College Football Overtime Rules 2022

-At the end of regulation, both teams' captains gather at midfield for a coin toss to determine possession. 

-The coin toss's winner chooses whether his team will play offense or defense first or which side of the field they will play on. This team will exercise that option in all odd-numbered overtimes (i.e. the team that starts with the ball in the first overtime will start with it in the third overtime). The other team chooses what they want in the even-numbered overtimes.

-In the first two overtime periods, both teams have one untimed possession that begins on their opponent’s 25-yard line. Besides the fact that there’s no game clock and that the defense can't advance the ball on a turnover (i.e. a turnover ends the possession but doesn’t affect field position), these possessions have the same rules as regulation.

-Each team has one timeout per overtime period. Timeouts don’t carry over from regulation, nor can they be saved and banked between any overtime periods. 

-Starting with the second overtime period, teams must go for a two-point conversion after scoring a touchdown; extra-points are no longer allowed.

-Starting with the third overtime period, teams will alternate two point conversion attempts rather than play full possessions. 

College Football Overtime Rules Proposals

In 2021, the NCAA put two rules in place in the name of player safety; it’s in nobody’s best interest for players to suffer through the physical toll of marathon games with over 200 snaps.

 -Starting with the second overtime period, teams must go for a two-point conversion after scoring a touchdown.

-Starting with the third overtime period, teams will alternate one-play two-point conversions rather than play full possessions. Only six games in 2021 went to triple overtime. Still, this change made waves when it entered the spotlight during Alabama’s quadruple overtime win in the Iron Bowl against Auburn. 

History of College Football Overtime Rules

For the first 100 years of college football, there was no overtime. If a game were tied at the end of regulation, it would end as a tie. As such, ties fill the annals of college football. In some cases, ties even played a major role in determining the national champion. Notably, a 1966 game between #1 Notre Dame and #2 Michigan State ended in a 10-10 tie; Notre Dame chose to run out the clock on their final drive rather than try for the win.

Similarly, the 1988 Sugar Bowl between Syracuse and Auburn was the most recent major bowl game to tie. With four seconds left in the game, Auburn coach Pat Dye opted to kick a 30-yard field goal to knot the score at 16 and cost Syracuse an outside chance at winning a national championship in the process. The most famous tie in college football history, though, belongs to the 1968 Harvard-Yale matchup. The famous Harvard Crimson headline “Harvard Beats Yale 29-29” immortalized the game.
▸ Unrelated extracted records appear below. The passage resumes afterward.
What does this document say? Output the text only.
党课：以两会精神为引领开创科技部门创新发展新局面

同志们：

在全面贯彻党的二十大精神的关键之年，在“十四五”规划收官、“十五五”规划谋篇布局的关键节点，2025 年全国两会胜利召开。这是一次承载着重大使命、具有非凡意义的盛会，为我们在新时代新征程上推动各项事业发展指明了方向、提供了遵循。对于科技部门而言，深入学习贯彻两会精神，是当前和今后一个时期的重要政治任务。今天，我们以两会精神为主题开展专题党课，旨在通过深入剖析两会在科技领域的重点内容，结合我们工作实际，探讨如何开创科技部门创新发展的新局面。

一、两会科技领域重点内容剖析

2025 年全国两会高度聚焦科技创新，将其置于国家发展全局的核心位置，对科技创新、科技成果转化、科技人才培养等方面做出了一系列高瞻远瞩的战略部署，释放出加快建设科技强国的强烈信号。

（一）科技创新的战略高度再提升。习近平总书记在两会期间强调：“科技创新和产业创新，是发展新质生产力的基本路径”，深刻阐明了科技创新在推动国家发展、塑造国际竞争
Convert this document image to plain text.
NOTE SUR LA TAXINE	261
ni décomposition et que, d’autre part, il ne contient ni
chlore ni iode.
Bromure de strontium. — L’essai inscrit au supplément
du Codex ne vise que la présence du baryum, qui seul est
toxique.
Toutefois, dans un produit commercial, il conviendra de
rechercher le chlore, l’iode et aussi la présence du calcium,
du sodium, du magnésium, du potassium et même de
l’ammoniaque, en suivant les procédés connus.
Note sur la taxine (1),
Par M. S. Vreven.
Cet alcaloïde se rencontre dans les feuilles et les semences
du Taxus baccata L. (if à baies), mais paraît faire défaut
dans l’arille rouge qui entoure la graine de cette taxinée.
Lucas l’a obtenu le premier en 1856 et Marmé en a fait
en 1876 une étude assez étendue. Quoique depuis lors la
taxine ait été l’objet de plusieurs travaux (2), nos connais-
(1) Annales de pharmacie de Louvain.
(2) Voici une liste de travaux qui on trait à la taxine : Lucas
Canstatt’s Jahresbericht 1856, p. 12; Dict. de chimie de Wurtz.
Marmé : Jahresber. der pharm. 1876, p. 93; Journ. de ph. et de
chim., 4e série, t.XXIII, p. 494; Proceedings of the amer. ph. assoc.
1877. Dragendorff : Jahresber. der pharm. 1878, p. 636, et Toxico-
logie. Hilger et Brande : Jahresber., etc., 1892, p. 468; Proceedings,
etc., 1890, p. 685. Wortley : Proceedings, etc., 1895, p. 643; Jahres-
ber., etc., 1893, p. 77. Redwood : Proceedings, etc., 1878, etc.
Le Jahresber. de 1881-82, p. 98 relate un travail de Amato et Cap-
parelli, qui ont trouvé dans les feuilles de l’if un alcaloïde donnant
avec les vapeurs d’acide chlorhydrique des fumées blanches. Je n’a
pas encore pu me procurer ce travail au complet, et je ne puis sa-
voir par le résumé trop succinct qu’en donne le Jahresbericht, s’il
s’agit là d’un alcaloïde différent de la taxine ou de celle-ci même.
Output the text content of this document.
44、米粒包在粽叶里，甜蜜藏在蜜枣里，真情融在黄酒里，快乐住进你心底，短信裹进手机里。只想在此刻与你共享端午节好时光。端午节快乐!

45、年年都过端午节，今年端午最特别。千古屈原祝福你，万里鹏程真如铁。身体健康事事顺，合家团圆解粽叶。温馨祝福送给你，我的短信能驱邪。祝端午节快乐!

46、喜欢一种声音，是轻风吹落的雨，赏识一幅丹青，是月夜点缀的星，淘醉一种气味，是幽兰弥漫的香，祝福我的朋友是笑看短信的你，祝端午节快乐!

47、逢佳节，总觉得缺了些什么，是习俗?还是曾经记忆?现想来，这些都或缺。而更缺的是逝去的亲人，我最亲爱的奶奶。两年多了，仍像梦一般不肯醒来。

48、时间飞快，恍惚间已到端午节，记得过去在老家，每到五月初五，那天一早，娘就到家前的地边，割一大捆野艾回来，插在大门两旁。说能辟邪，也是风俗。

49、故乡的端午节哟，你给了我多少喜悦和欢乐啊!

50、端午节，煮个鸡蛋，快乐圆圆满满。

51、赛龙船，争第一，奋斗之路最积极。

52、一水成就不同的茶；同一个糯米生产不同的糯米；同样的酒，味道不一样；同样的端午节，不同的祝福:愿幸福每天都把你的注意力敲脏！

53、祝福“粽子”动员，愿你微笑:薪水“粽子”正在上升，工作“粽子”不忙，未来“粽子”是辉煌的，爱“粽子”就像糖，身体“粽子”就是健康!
In 1992, the SEC became the first FBS Division 1 conference to implement overtime rules. With Dr. Pepper sponsoring the conference title game and ABC airing it, the SEC stayed in its corporate partners’ good graces by ensuring that the SEC championship game would crown the champion of the SEC. 

By 1995, the rest of the NCAA would follow suit, thanks to the creation of the Bowl Alliance. This agreement sought to guarantee that the top two teams would square off in the national title game. In order to determine the winner of the national championship, you need to be able to determine the winner of an individual game. This change took ties out of the equation.

However, lower levels of college football introduced overtime as early as the 1970s. Since FCS, Division 2, and Division 3 all determine their national champion with a tournament-style playoff, overtime was necessary because playoff games can’t end in a tie.